Accordingly, let us understand the applicability of intra-state and inter-state in relation to renting income with the help of the following examples-
|The property rented out is located in Gujarat. A service provider is also located in Gujarat.||It will qualify as an intra-state supply of service. Accordingly, CGST +SGST will be payable by the service provider.|
|The property rented out is located in Gujarat. However, a service provider is located in Maharashtra.||It will qualify as an inter-state supply of service. Accordingly, IGST will be payable by the service provider.|
|The property is located in multiple places like Gujarat, Jaipur and Noida. A service provider is located in Maharashtra.||It will qualify as an inter-state supply of service. Accordingly, IGST will be payable by the service provider.|
Applicability of reverse charge mechanism-
As per notification no. 3/2018- Central Tax (Rate) dated 25th January 2018, reverse charge is applicable under the following situation-
- Service provided is renting of immovable property;
- A service provider is either the Central Government or the State Government or the Union Territory or any local authority; and
- A service receiver is a person registered under GST.

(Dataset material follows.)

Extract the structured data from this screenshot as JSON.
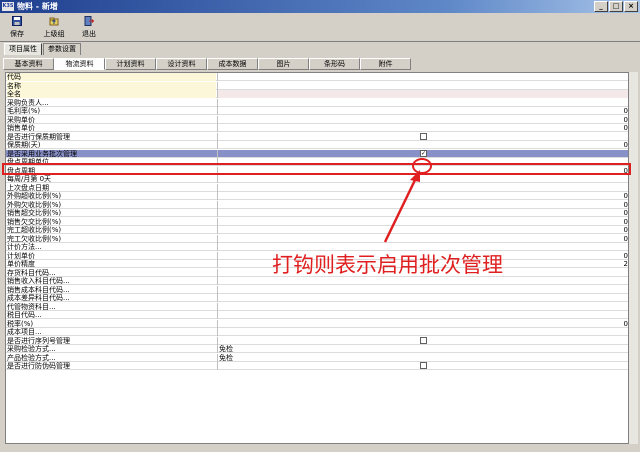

Notably, reverse charge is applicable only when the service receiver is registered under GST. In case the service receiver is not registered, then, the government will deduct GST under the forward charge mechanism.
Other important points-
- Availability of Input Tax Credit-
Subject to fulfilment of all the provisions of claiming an input tax credit, GST paid on rent is usually available as Input Tax Credit to the service receiver.
- TDS vis-à-vis GST-
TDS on rent paid/ payable is deductible under section 194I and Section 194IB. Such TDS is deductible from the rent amount only. The same is not deductible from the GST amount.